For those that haven’t seen them before, marzipan fruits/sweets are basically lumps of marzipan coloured and shaped to look like fruit. You can buy these already made but it’s so much more fun to make your own, and here’s how I do it!
- Block of natural coloured marzipan (you could alternatively make your own almond paste for this, I intend to eventually (maybe next year) but haven’t yet.
- Food colouring in any colours you want (I use red, green and orange), gel food colouring works better than liquid.
- Candied Angelica (optional)
- Caster Sugar
- Chocolate (optional)
- Mini cupcake cases
- Tower cheese grater
- Knife (doesn’t need to be sharp, just enough to cut marzipan)
- Some type of surface that you don’t mind being stained by food colouring… my Gran has a chopping board stained blue from one of my brother’s creations when we were little.
- Start by sectioning out the marzipan into the portions you are going to colour, I sectioned mine into three and then one of the sections in half again, so I had two larger sections and two smaller sections.
- Following this, I kneaded one of the sections so it was nice and soft, then created a well in the middle to add the colour to.
- Close the marzipan around this well so the colour is at the centre and begin kneading it again until the colour is even on all of the marzipan. This is very time consuming and you may need to keep adding more food colouring until you get the desired colour.
- Once the colour is even throughout, roll it out and cut into pieces with a 15mm diameter when rolled into a ball. Now you can shape your desired fruits! I chose to make:
- Chocolate coated strawberries – these came out more pink than red but still look pretty good. To get the outside texture of these, I rolled them on the small circular side of the cheese grater (I don’t know how else to describe it) and then I decided to dip them in dark chocolate to add another texture and flavour. I also added a clove to the top of each for the stem, but if you have some candied angelica, this would work better as it’s the right colour for strawberry stems. Alternatively, in the past I have used caster sugar for the outer texture which also works nicely but I wanted to use the chocolate instead.

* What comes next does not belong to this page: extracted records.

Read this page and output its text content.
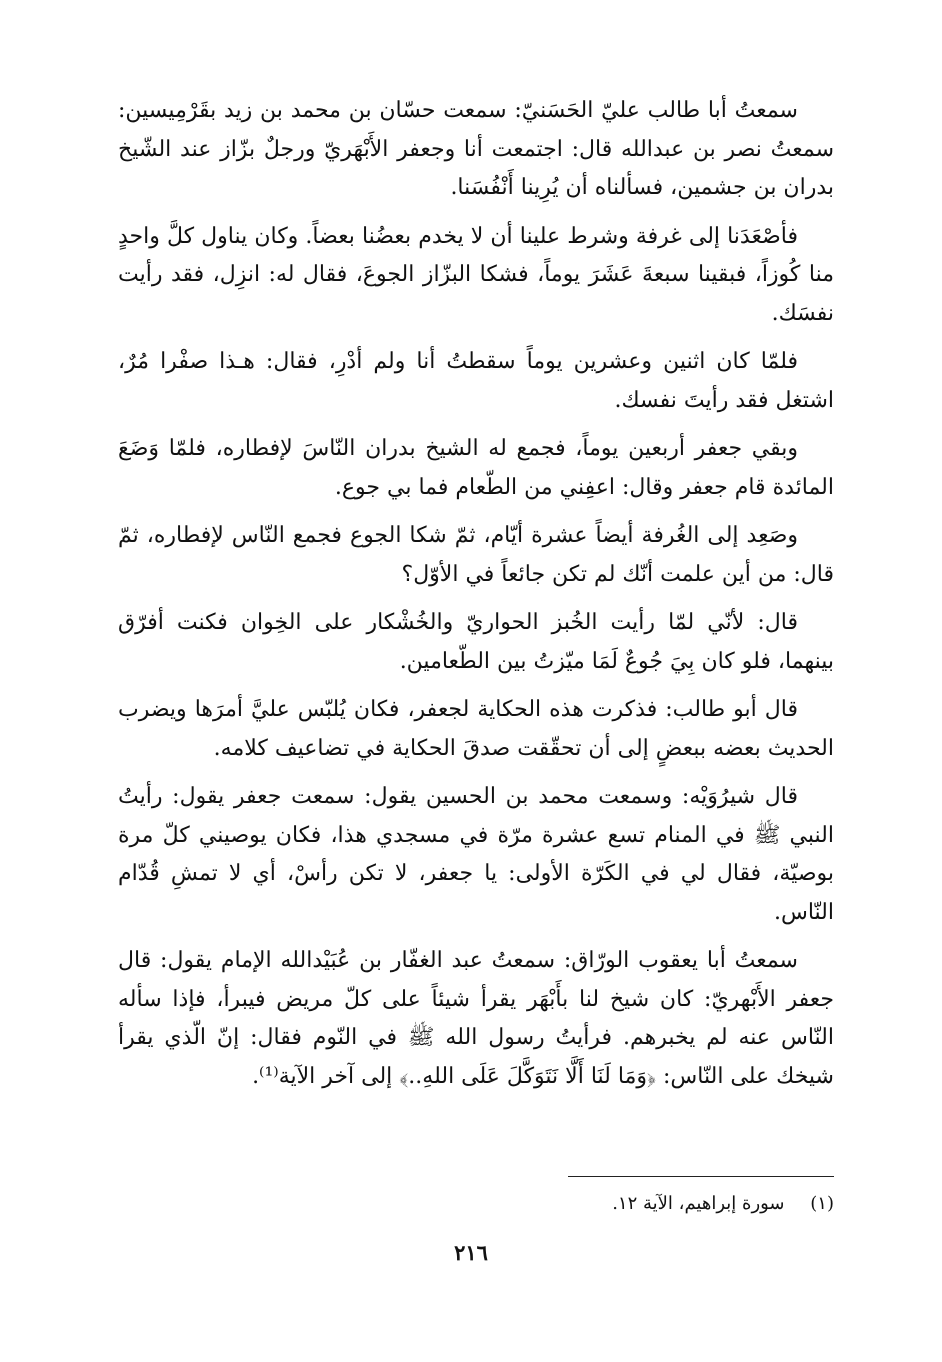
سمعتُ أبا طالب عليّ الحَسَنيّ: سمعت حسّان بن محمد بن زيد بقَرْمِيسين: سمعتُ نصر بن عبدالله قال: اجتمعت أنا وجعفر الأَبْهَريّ ورجلٌ بزّاز عند الشّيخ بدران بن جشمين، فسألناه أن يُرِينا أَنْفُسَنا.

فأصْعَدَنا إلى غرفة وشرط علينا أن لا يخدم بعضُنا بعضاً. وكان يناول كلَّ واحدٍ منا كُوزاً، فبقينا سبعةَ عَشَرَ يوماً، فشكا البزّاز الجوعَ، فقال له: انزِل، فقد رأيت نفسَك.

فلمّا كان اثنين وعشرين يوماً سقطتُ أنا ولم أدْرِ، فقال: هـذا صفْرا مُرٌ، اشتغل فقد رأيتَ نفسك.

وبقي جعفر أربعين يوماً، فجمع له الشيخ بدران النّاسَ لإفطاره، فلمّا وَضَعَ المائدة قام جعفر وقال: اعفِني من الطّعام فما بي جوع.

وصَعِد إلى الغُرفة أيضاً عشرة أيّام، ثمّ شكا الجوع فجمع النّاس لإفطاره، ثمّ قال: من أين علمت أنّك لم تكن جائعاً في الأوّل؟

قال: لأنّي لمّا رأيت الخُبز الحواريّ والخُشْكار على الخِوان فكنت أفرّق بينهما، فلو كان بِيَ جُوعٌ لَمَا ميّزتُ بين الطّعامين.

قال أبو طالب: فذكرت هذه الحكاية لجعفر، فكان يُلبّس عليَّ أمرَها ويضرب الحديث بعضه ببعضٍ إلى أن تحقّقت صدقَ الحكاية في تضاعيف كلامه.

قال شيرُوَيْه: وسمعت محمد بن الحسين يقول: سمعت جعفر يقول: رأيتُ النبي ﷺ في المنام تسع عشرة مرّة في مسجدي هذا، فكان يوصيني كلّ مرة بوصيّة، فقال لي في الكَرّة الأولى: يا جعفر، لا تكن رأسْ، أي لا تمشِ قُدّام النّاس.

سمعتُ أبا يعقوب الورّاق: سمعتُ عبد الغفّار بن عُبَيْدالله الإمام يقول: قال جعفر الأَبْهريّ: كان شيخ لنا بأَبْهَر يقرأ شيئاً على كلّ مريض فيبرأ، فإذا سأله النّاس عنه لم يخبرهم. فرأيتُ رسول الله ﷺ في النّوم فقال: إنّ الّذي يقرأ شيخك على النّاس: ﴿وَمَا لَنَا أَلَّا نَتَوَكَّلَ عَلَى اللهِ..﴾ إلى آخر الآية⁽¹⁾.

(١) سورة إبراهيم، الآية ١٢.
٢١٦
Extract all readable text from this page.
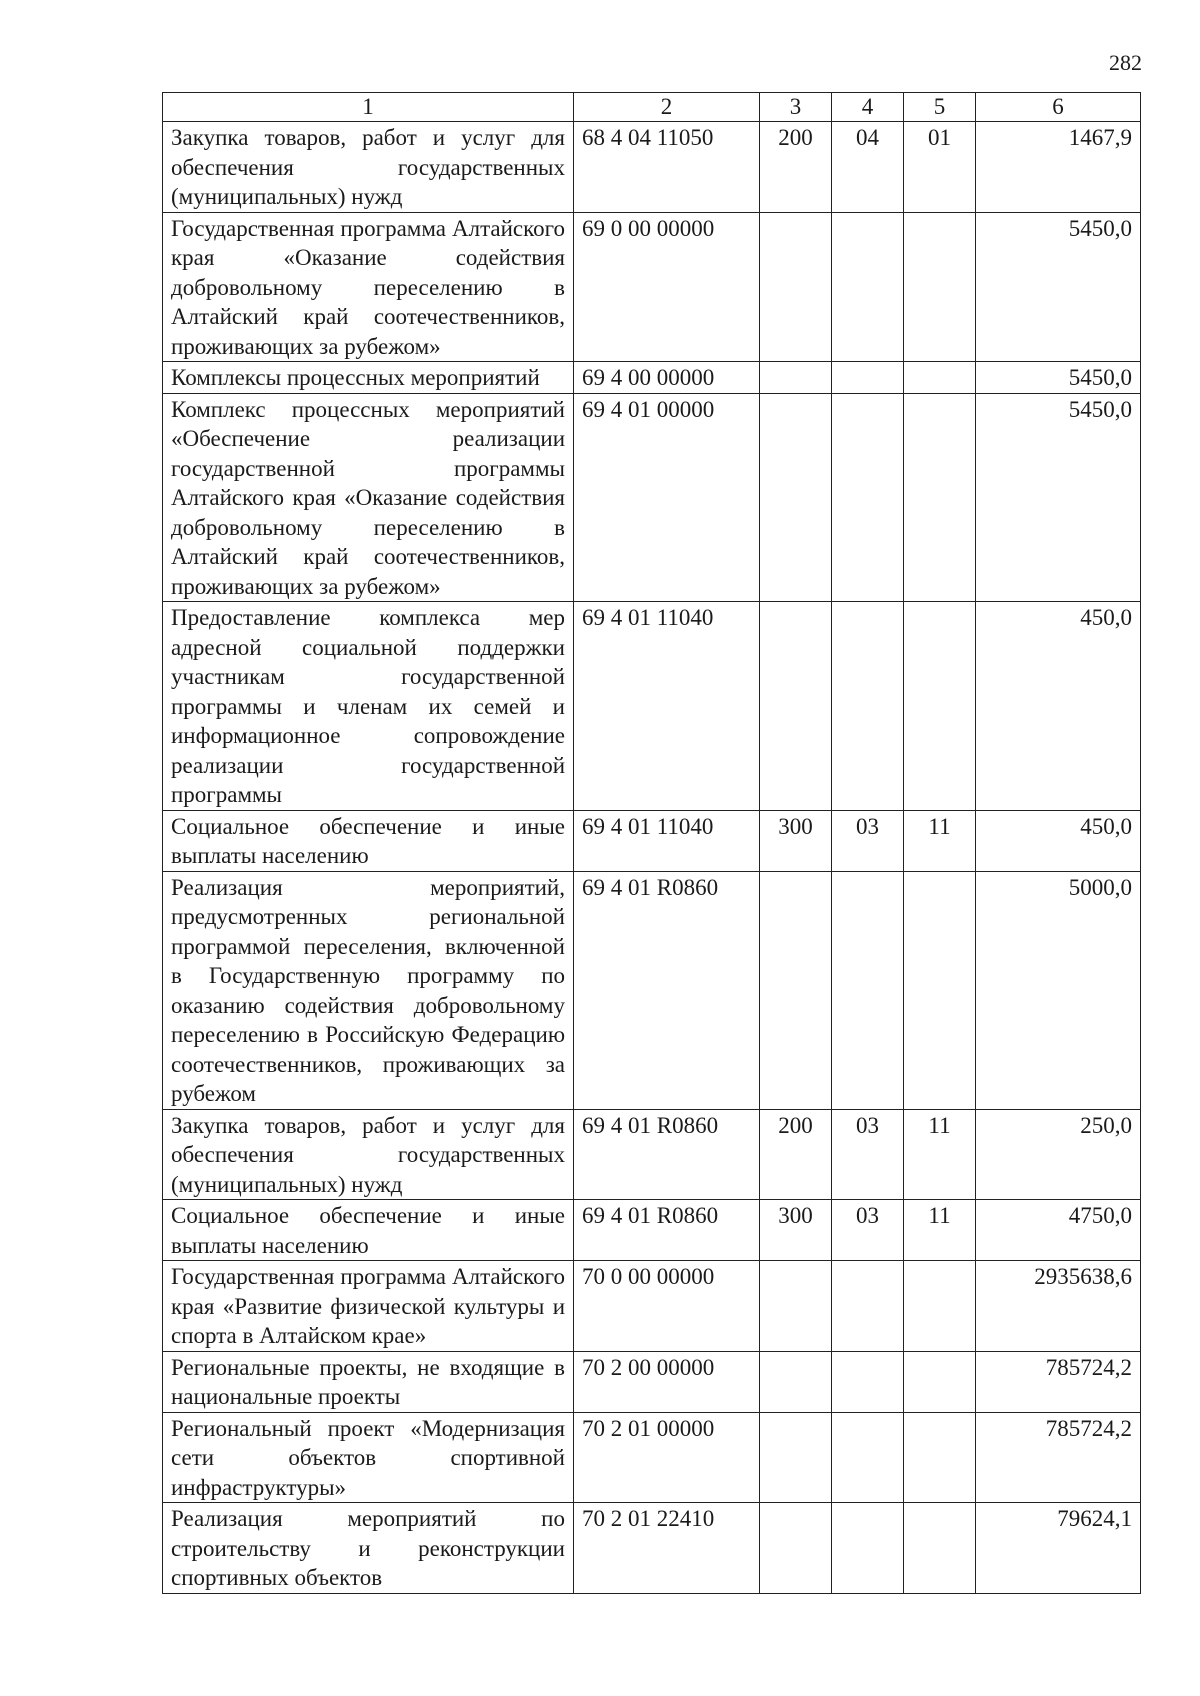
282
1	2	3	4	5	6
Закупка товаров, работ и услуг для обеспечения государственных (муниципальных) нужд	68 4 04 11050	200	04	01	1467,9
Государственная программа Алтайского края «Оказание содействия добровольному переселению в Алтайский край соотечественников, проживающих за рубежом»	69 0 00 00000				5450,0
Комплексы процессных мероприятий	69 4 00 00000				5450,0
Комплекс процессных мероприятий «Обеспечение реализации государственной программы Алтайского края «Оказание содействия добровольному переселению в Алтайский край соотечественников, проживающих за рубежом»	69 4 01 00000				5450,0
Предоставление комплекса мер адресной социальной поддержки участникам государственной программы и членам их семей и информационное сопровождение реализации государственной программы	69 4 01 11040				450,0
Социальное обеспечение и иные выплаты населению	69 4 01 11040	300	03	11	450,0
Реализация мероприятий, предусмотренных региональной программой переселения, включенной в Государственную программу по оказанию содействия добровольному переселению в Российскую Федерацию соотечественников, проживающих за рубежом	69 4 01 R0860				5000,0
Закупка товаров, работ и услуг для обеспечения государственных (муниципальных) нужд	69 4 01 R0860	200	03	11	250,0
Социальное обеспечение и иные выплаты населению	69 4 01 R0860	300	03	11	4750,0
Государственная программа Алтайского края «Развитие физической культуры и спорта в Алтайском крае»	70 0 00 00000				2935638,6
Региональные проекты, не входящие в национальные проекты	70 2 00 00000				785724,2
Региональный проект «Модернизация сети объектов спортивной инфраструктуры»	70 2 01 00000				785724,2
Реализация мероприятий по строительству и реконструкции спортивных объектов	70 2 01 22410				79624,1
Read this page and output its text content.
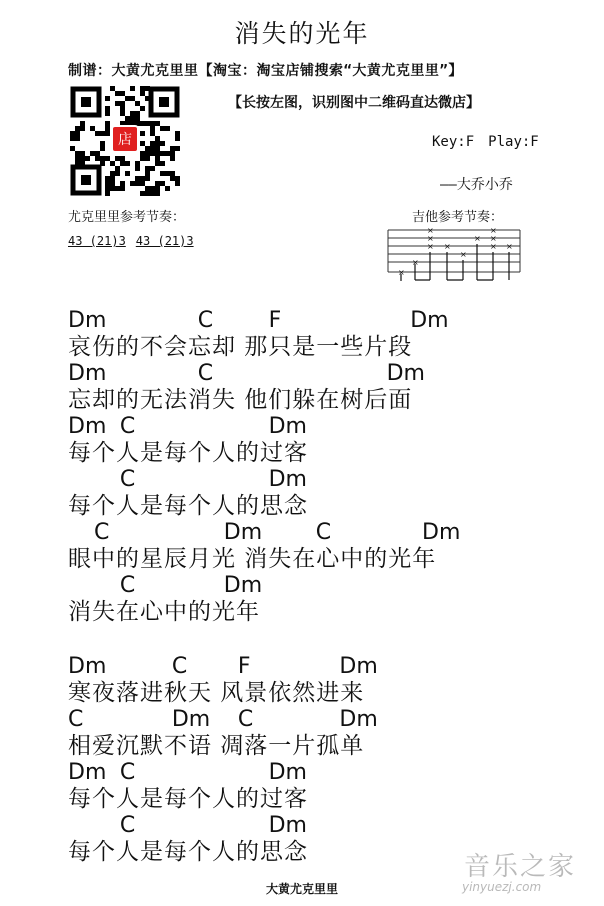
消失的光年
制谱：大黄尤克里里【淘宝：淘宝店铺搜索“大黄尤克里里”】
店
【长按左图，识别图中二维码直达微店】
Key:F Play:F
——大乔小乔
尤克里里参考节奏：	吉他参考节奏：
43 (21)3 43 (21)3
×
×
×
×
× ×
×
×
×
×
× ×
Dm	C	F	Dm
哀伤的不会忘却 那只是一些片段
Dm	C	Dm
忘却的无法消失 他们躲在树后面
Dm C	Dm
每个人是每个人的过客
C	Dm
每个人是每个人的思念
C	Dm C	Dm
眼中的星辰月光 消失在心中的光年
C	Dm
消失在心中的光年
Dm	C F	Dm
寒夜落进秋天 风景依然进来
C	Dm C	Dm
相爱沉默不语 凋落一片孤单
Dm C	Dm
每个人是每个人的过客
C	Dm
每个人是每个人的思念
大黄尤克里里
音乐之家
yinyuezj.com
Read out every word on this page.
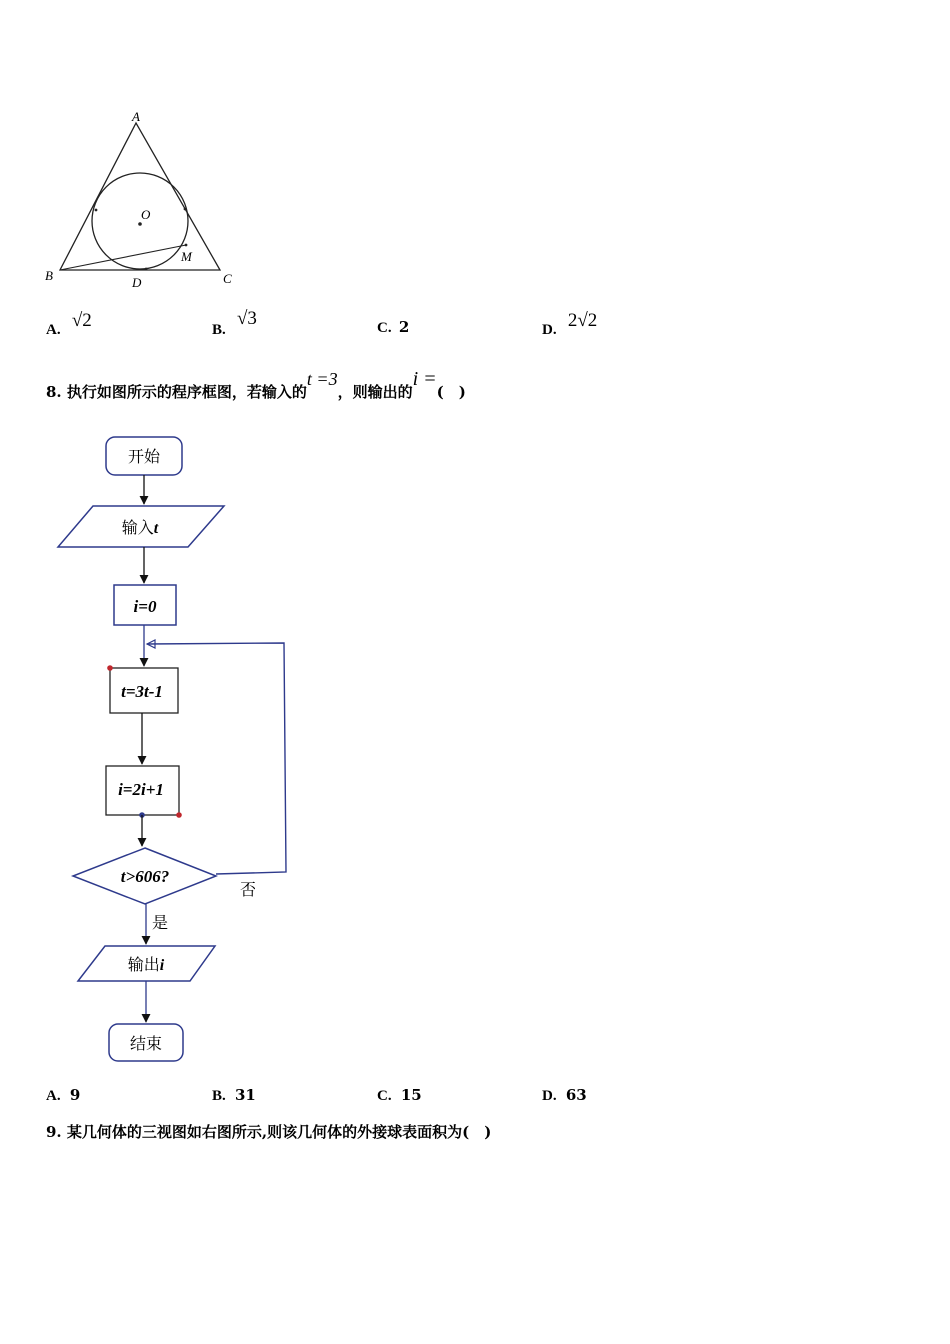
A
B	C
D
O
M
A. √2	B. √3	C. 2	D. 2√2
8. 执行如图所示的程序框图，若输入的t =3，则输出的i =(　)
开始
输入t
i=0
t=3t-1
i=2i+1
t>606?
否
是
输出i
结束
A. 9	B. 31	C. 15	D. 63
9. 某几何体的三视图如右图所示,则该几何体的外接球表面积为(　)
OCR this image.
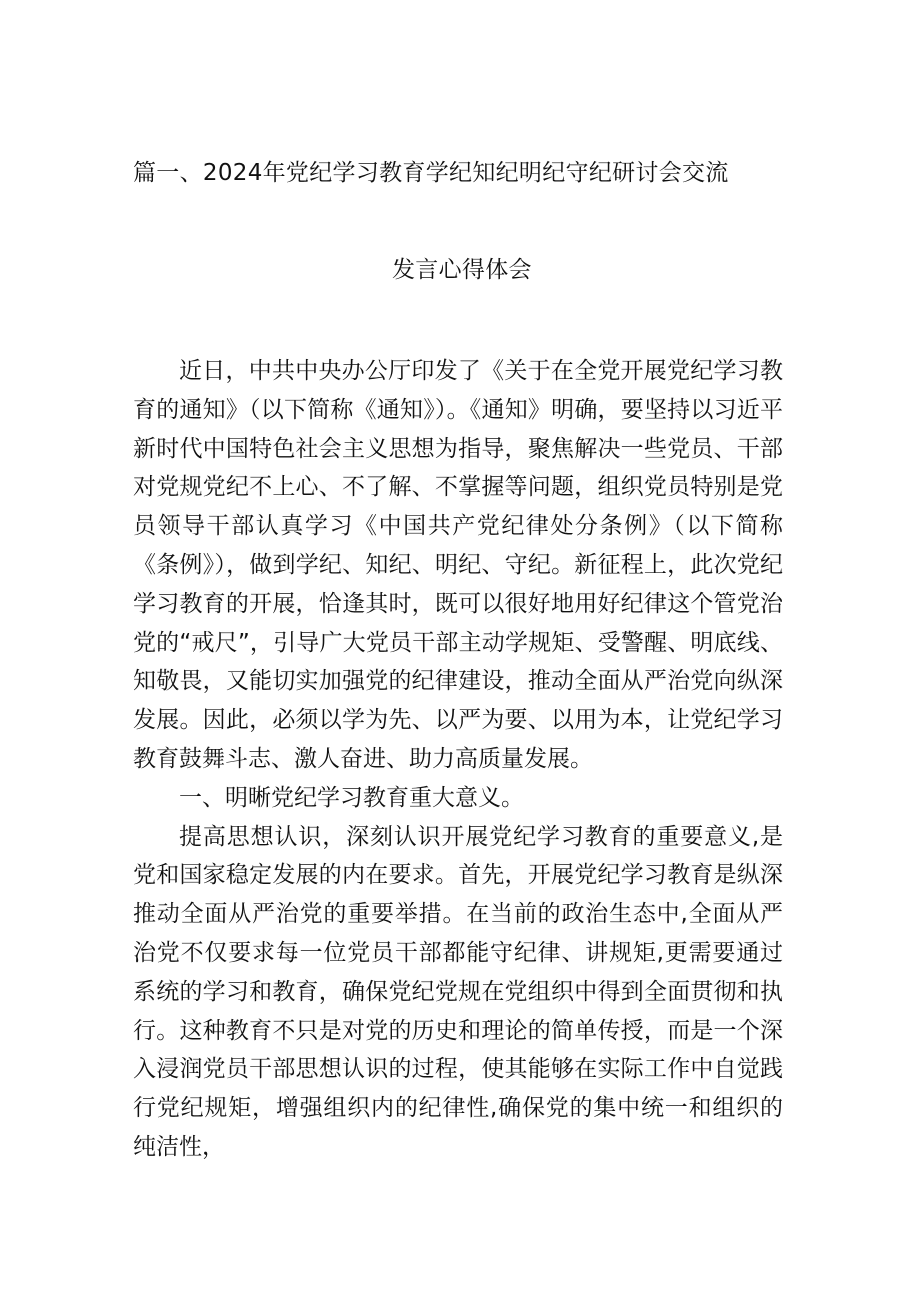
篇一、2024年党纪学习教育学纪知纪明纪守纪研讨会交流
发言心得体会

近日，中共中央办公厅印发了《关于在全党开展党纪学习教育的通知》（以下简称《通知》）。《通知》明确，要坚持以习近平新时代中国特色社会主义思想为指导，聚焦解决一些党员、干部对党规党纪不上心、不了解、不掌握等问题，组织党员特别是党员领导干部认真学习《中国共产党纪律处分条例》（以下简称《条例》），做到学纪、知纪、明纪、守纪。新征程上，此次党纪学习教育的开展，恰逢其时，既可以很好地用好纪律这个管党治党的“戒尺”，引导广大党员干部主动学规矩、受警醒、明底线、知敬畏，又能切实加强党的纪律建设，推动全面从严治党向纵深发展。因此，必须以学为先、以严为要、以用为本，让党纪学习教育鼓舞斗志、激人奋进、助力高质量发展。

一、明晰党纪学习教育重大意义。

提高思想认识，深刻认识开展党纪学习教育的重要意义,是党和国家稳定发展的内在要求。首先，开展党纪学习教育是纵深推动全面从严治党的重要举措。在当前的政治生态中,全面从严治党不仅要求每一位党员干部都能守纪律、讲规矩,更需要通过系统的学习和教育，确保党纪党规在党组织中得到全面贯彻和执行。这种教育不只是对党的历史和理论的简单传授，而是一个深入浸润党员干部思想认识的过程，使其能够在实际工作中自觉践行党纪规矩，增强组织内的纪律性,确保党的集中统一和组织的纯洁性，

- Green Apples – I’m really happy with how these turned out, the colour was nice and vibrant, I then used a clove in each end, one with the stem sticking out and the other sticking in, to act as the core.
- Bananas – my bananas looked a little pale because I used natural marzipan and didn’t have any yellow food colouring, but they still look quite good. I used cloves in either end similarly to the apples and then some chocolate to colour the skin a little. This was best applied with a cocktail stick so it’s nice and fine.
- Oranges – these have always been my favourite to make as they look so effective. The orange food colouring probably colours the marzipan best and the same size of the cheese grater as the strawberry works really well for the skin texture. Once again, a clove with the stem inwards was used on the top.
This is 100% a tried and tested method as I’ve been doing it for 18 years now! I think they look great and my family always really enjoy them. I would love to know if you have made any of these in the past or attempt to make them after reading this! It’s such a cheap and easy present that looks a lot more expensive than it is.